Not Emphasizing on Interesting Problems

Often, recruiters follow a natural path of telling data scientists about benefits and pay, leave policies, and recruitment processes. But data scientists love problem-solving; they generally move from one company to another as they have a hunger for solving real-world problems and scenarios.

Hence, it is a good idea to speak about business problems in brief. It will also help if recruiters can use industry terminologies and talk about technical skills and toolsets. The job needs to come across as an opportunity to learn and work together on technological advancements.

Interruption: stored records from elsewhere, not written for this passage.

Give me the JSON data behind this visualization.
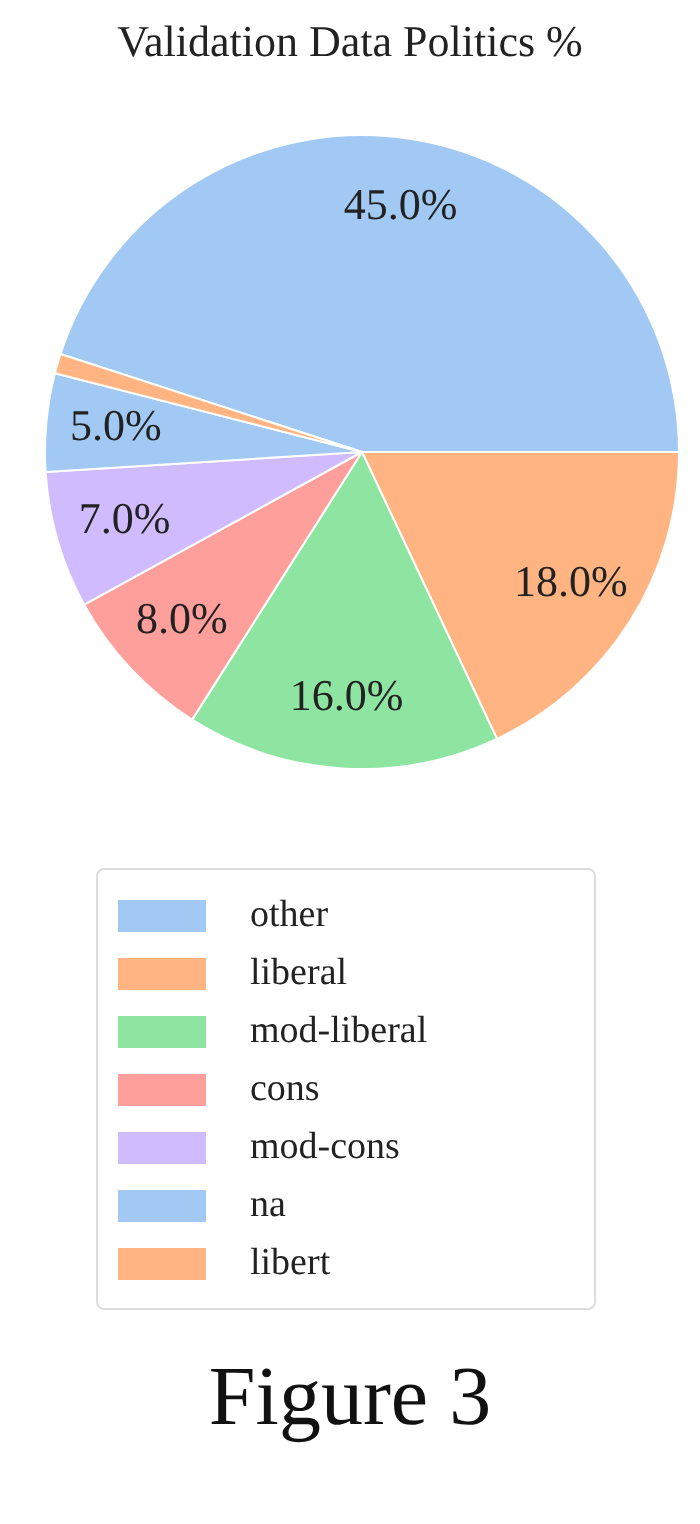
{
  "chart_data": {
    "type": "pie",
    "title": "Validation Data Politics %",
    "categories": [
      "other",
      "liberal",
      "mod-liberal",
      "cons",
      "mod-cons",
      "na",
      "libert"
    ],
    "values": [
      45,
      18,
      16,
      8,
      7,
      5,
      1
    ],
    "value_labels": [
      "45.0%",
      "18.0%",
      "16.0%",
      "8.0%",
      "7.0%",
      "5.0%",
      null
    ],
    "colors": [
      "#a1c9f4",
      "#ffb482",
      "#8de5a1",
      "#ff9f9b",
      "#d0bbff",
      "#a1c9f4",
      "#ffb482"
    ],
    "legend": "bottom",
    "annotations": [
      "Figure 3"
    ]
  }
}
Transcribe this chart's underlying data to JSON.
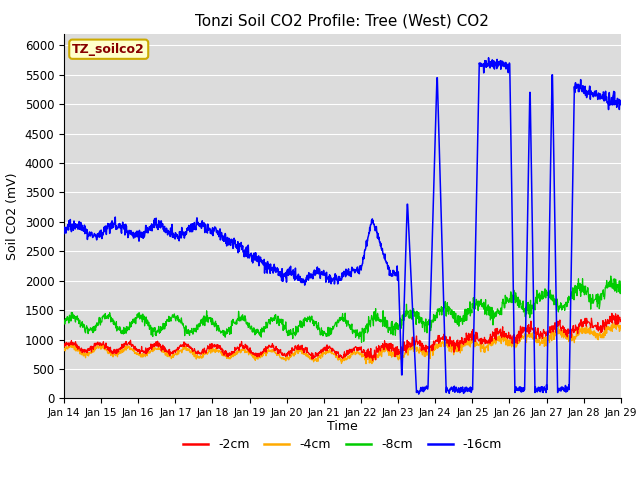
{
  "title": "Tonzi Soil CO2 Profile: Tree (West) CO2",
  "ylabel": "Soil CO2 (mV)",
  "xlabel": "Time",
  "legend_label": "TZ_soilco2",
  "ylim": [
    0,
    6200
  ],
  "yticks": [
    0,
    500,
    1000,
    1500,
    2000,
    2500,
    3000,
    3500,
    4000,
    4500,
    5000,
    5500,
    6000
  ],
  "colors": {
    "2cm": "#ff0000",
    "4cm": "#ffaa00",
    "8cm": "#00cc00",
    "16cm": "#0000ff"
  },
  "bg_color": "#dcdcdc",
  "legend_box_facecolor": "#ffffcc",
  "legend_box_edgecolor": "#ccaa00",
  "legend_text_color": "#880000",
  "n_days": 15,
  "start_day": 14,
  "figsize": [
    6.4,
    4.8
  ],
  "dpi": 100
}
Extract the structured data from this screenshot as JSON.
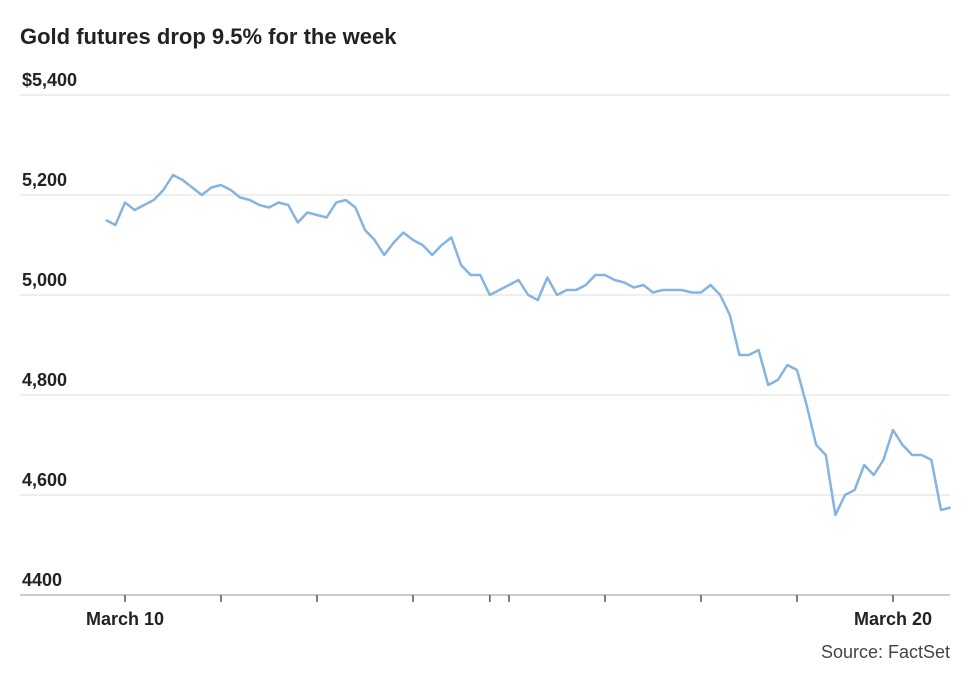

False expectations of Experience

Data scientist job profiles are just a few years old. When companies or recruiters are looking for a Senior Data Scientist, they often expect the data scientist to have a few years of experience. While it's natural in other industries, it can't be right for data science. Many researchers and analytics or statistics professionals have been doing data science every day without being labeled as one.

Traditionally Sourcing Strategies to Hire

Qualified data scientists are in high demand and short supply. A well-thought-out sourcing strategy that will attract the right talent pool is essential. Companies can't expect the data science professionals to jump the ship only based on the job descriptions or a few calls with the company. It is crucial to create brand awareness about your company in the data-tech community. A niche industry such as this works on the connections, and it makes sense to go beyond the traditional hiring strategies and establish your company as a thought leader in the field.

It can be achieved by speaking at conferences or exhibiting at various conferences or events, or participating in webinars. Initiatives like these attract talent and intrigue them to consider open opportunities by the companies.

Approaching Interviews with Traditional Processes

Like hackathons or coding challenges, companies can make the interview process more relevant to the industry. Many research reports show that interviewing alone is not reliable for validating candidates' skills and often causes both candidates and employers. Instead, it will make sense to create a data science challenge in the form of skills assessment that all applicants need to participate in. The challenge can pose a real business problem that stimulates a-day-in-the-life of the job. The result is a valid comparison across candidates and their skill sets that bring out the best and right fit talent of the lot to work with your company.